So I’m glad that there’s now an official JS GHC backend, but after getting lambasted on not knowing the difference between compilers and transpilers on IRC, I do have to vent my pique here.
I confess that, through my ignorance, I’m at fault, but the JS GHC backend is not human readable and comes with the full Haskell RTS. This is a big problem because, well, from what I’ve seen of certain JSers and Haskellers, JS is potentially a new Hascalator (wherein Scala users keep getting fed up with the limitations of Scala and jump ship to Haskell). It seems many advanced Javascript developers are into functional programming, attempt to import Haskell-style features into JS (see the notorious FantasyLand incident), and some have even gone so far as to say “to get JS, you should learn Haskell first”. And while you might know of certain prominent Haskellers who were working in Javascript before they got their Haskell jobs, I’m shocked by what seems to be an abnormal number of Javascript developers who decided to learn Haskell.
The fact that the JS GHC backend is a compiler, not a transpiler, is disappointing in that we can’t cater more to the needs of Haskell’s JS fans. Human-readable, or at least JS-recoverable, transpiled Haskell code has the advantage that if a shop already working in functional Javascript wants to do Haskell as an experiment, in case of failure, they can always transpile back into JS and recover their efforts via Node or whatnot, encouraging at least experimental Haskell use. Likewise, the ability to transpile out, means that for Haskellers, if our Haskell code is impenetrable to people unused to expression-oriented languages or the various abstractions Haskell uses, we can always dump into an extremely-commonly-used language to make our code useful.
Of course, it’s unreasonable to expect the JS GHC backend to be anything else; Fay already exists, but is intended to be a subset, Purescript already exists, but is strict, Elm is already there, and lacks typeclasses, or, JS GHC differentiates itself by attempting to translate as much of Haskell as possible (TH isn’t expected on the first pass).
But are there any serious efforts to either fully transpile Haskell into JS, or alternately at least present a human-readable Haskell code in JS? Performance is not the emphasis, the emphasis is being able to show our <$>, >>=, $, infested, IO-monaded code to passerby or otherwise present recoverable code after a failed project.
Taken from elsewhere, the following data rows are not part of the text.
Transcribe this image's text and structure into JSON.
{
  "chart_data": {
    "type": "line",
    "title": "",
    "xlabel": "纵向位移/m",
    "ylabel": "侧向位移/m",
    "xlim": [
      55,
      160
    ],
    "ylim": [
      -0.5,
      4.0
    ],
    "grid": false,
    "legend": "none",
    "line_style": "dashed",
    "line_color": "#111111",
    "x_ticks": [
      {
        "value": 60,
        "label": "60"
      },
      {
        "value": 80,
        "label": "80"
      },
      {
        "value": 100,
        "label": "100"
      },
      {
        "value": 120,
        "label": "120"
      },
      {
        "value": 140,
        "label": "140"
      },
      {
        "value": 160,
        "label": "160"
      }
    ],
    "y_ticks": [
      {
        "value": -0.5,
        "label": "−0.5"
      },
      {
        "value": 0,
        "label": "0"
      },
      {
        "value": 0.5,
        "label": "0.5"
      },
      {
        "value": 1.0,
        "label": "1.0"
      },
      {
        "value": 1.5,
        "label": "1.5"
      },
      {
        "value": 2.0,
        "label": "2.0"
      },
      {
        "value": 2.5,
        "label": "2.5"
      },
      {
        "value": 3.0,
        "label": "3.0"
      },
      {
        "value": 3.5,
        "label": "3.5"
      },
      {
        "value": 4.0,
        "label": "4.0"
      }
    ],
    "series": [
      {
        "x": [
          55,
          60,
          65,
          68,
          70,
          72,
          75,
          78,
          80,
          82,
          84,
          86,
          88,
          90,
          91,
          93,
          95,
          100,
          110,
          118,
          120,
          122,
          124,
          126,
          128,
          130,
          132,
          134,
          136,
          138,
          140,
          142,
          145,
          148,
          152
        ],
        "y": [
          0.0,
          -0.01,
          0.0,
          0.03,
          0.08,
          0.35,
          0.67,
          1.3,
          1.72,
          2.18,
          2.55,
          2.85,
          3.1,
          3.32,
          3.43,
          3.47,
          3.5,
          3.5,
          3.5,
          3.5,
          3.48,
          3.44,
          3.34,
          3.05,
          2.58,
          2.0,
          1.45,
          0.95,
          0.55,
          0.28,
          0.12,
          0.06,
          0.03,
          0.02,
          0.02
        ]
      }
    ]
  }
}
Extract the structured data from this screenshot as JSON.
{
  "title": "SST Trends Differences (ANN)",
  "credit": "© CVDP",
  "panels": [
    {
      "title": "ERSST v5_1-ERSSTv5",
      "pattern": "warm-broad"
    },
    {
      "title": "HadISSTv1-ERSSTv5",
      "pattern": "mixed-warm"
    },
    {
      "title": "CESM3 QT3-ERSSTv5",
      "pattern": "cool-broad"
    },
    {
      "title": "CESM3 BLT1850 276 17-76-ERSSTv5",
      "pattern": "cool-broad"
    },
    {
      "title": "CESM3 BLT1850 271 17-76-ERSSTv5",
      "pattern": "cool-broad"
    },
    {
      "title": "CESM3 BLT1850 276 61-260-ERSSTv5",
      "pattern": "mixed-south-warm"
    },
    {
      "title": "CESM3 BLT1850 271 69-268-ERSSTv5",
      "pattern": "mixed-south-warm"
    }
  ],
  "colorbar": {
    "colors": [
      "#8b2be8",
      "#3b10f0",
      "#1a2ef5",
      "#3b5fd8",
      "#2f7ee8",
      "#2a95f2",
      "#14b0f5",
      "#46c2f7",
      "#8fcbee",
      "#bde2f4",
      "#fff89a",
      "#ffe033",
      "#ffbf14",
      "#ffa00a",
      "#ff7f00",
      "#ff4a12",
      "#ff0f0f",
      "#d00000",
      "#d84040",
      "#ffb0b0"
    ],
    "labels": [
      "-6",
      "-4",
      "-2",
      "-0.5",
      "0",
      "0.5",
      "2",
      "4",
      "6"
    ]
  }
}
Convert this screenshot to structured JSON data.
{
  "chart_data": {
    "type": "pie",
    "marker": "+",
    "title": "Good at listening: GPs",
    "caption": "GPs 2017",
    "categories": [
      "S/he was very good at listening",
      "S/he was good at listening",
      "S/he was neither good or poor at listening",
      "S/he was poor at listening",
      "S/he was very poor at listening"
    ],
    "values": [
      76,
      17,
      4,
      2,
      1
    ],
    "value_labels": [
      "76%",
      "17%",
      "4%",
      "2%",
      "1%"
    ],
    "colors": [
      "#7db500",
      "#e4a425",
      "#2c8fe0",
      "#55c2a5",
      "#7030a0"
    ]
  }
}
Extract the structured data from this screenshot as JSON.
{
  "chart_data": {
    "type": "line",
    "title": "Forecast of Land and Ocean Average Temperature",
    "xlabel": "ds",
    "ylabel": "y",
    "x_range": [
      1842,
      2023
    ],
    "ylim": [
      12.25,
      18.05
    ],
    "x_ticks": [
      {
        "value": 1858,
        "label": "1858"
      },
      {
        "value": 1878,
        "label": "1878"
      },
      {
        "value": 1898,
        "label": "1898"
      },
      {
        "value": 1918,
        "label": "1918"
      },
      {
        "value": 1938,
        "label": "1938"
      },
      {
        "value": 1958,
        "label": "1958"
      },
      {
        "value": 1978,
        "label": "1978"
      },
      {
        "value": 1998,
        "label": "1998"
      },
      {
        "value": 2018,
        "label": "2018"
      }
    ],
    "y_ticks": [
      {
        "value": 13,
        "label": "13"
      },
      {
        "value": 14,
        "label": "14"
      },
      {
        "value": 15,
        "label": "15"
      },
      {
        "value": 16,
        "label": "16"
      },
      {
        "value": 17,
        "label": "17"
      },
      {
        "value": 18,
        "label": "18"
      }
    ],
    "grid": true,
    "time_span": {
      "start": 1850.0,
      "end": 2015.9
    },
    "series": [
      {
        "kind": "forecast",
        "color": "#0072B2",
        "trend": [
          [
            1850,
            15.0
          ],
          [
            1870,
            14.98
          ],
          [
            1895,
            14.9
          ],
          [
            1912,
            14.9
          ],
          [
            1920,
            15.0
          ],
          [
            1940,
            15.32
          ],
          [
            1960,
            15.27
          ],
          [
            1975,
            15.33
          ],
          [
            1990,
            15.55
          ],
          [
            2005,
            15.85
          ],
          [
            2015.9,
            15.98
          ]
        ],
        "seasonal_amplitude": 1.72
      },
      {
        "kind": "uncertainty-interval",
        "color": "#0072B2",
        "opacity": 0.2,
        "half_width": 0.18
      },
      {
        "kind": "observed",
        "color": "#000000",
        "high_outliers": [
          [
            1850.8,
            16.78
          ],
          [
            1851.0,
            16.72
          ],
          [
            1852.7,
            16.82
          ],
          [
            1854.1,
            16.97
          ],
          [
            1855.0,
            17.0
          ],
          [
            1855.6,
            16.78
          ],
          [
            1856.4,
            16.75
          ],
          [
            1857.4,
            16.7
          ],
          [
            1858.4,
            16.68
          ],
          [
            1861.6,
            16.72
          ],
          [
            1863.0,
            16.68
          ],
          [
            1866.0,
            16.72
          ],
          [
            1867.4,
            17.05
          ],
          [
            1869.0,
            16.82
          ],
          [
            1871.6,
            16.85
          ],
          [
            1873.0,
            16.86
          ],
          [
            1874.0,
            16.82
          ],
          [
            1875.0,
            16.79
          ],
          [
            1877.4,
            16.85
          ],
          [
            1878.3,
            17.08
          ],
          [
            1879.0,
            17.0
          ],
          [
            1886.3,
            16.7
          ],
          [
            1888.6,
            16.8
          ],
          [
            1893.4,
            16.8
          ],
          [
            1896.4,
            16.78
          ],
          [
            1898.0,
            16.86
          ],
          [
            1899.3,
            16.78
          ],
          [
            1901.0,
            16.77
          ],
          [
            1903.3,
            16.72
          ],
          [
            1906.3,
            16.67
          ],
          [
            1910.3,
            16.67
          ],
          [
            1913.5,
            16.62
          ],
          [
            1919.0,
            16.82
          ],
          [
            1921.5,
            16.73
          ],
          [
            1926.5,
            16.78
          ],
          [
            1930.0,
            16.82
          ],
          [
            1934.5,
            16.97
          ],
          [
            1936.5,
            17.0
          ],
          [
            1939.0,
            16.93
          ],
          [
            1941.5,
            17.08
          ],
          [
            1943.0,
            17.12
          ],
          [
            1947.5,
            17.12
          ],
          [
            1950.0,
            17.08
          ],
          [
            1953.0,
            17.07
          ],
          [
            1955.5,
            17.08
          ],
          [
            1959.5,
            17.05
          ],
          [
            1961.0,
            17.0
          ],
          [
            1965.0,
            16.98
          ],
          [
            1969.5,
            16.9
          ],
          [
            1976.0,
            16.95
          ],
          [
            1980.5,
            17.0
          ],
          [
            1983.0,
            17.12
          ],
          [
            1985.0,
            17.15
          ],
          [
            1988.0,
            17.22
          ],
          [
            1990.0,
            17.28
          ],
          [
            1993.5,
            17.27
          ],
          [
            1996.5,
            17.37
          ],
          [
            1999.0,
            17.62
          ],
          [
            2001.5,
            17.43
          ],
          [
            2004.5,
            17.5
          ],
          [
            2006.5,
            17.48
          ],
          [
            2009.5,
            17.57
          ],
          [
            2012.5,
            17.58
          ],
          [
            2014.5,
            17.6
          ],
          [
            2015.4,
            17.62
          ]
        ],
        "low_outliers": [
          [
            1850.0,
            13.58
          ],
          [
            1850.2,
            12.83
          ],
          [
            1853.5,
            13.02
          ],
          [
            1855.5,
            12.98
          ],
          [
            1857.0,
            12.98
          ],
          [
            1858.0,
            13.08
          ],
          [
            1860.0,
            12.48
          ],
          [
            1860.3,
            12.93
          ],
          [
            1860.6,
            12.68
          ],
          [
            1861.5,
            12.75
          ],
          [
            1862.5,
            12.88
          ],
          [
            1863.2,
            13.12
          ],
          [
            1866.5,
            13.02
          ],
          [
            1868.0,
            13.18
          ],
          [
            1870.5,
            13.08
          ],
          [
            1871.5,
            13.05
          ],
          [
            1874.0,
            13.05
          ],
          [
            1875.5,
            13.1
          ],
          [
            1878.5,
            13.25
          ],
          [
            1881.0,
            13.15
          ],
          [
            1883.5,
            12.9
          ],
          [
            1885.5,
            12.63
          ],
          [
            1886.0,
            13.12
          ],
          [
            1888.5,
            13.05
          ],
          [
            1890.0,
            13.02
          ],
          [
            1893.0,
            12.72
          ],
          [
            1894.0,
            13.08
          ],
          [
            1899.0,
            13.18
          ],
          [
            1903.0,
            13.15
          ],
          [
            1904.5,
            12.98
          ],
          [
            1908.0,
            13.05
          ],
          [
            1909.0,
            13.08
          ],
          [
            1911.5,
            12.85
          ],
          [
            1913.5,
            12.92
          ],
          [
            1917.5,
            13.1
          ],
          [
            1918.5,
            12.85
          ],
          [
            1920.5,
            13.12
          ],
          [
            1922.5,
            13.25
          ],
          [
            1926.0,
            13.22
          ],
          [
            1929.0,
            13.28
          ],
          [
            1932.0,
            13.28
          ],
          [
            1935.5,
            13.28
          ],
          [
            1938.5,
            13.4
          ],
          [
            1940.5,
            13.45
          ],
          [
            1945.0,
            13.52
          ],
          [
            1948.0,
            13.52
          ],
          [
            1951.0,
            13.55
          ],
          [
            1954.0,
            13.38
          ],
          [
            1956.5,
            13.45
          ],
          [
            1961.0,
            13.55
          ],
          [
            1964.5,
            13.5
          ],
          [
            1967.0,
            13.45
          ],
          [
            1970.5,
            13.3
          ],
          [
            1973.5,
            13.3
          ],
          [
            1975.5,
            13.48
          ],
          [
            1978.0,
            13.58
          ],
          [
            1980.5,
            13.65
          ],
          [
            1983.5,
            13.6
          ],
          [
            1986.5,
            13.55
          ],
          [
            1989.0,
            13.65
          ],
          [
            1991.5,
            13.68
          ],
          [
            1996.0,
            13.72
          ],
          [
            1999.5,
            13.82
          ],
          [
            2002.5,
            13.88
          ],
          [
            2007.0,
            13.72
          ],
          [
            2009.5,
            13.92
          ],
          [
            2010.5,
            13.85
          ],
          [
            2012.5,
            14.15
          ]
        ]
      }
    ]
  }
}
It’d also help with Javascript learners of Haskell; i.e, if they can’t get their project working, well, they already know the “assembly of the web” (not to be confused with WASM, of course), they can compile, then hack away at the resulting code, and still have a usable project.
Come to think of it, I don’t see anyone else noticing the JS-to-HS train, am I misinterpreting the evidence? If not, are there any efforts to help these folks along and hopefully move Node / JS shops into Haskell or Elm-Haskell shops?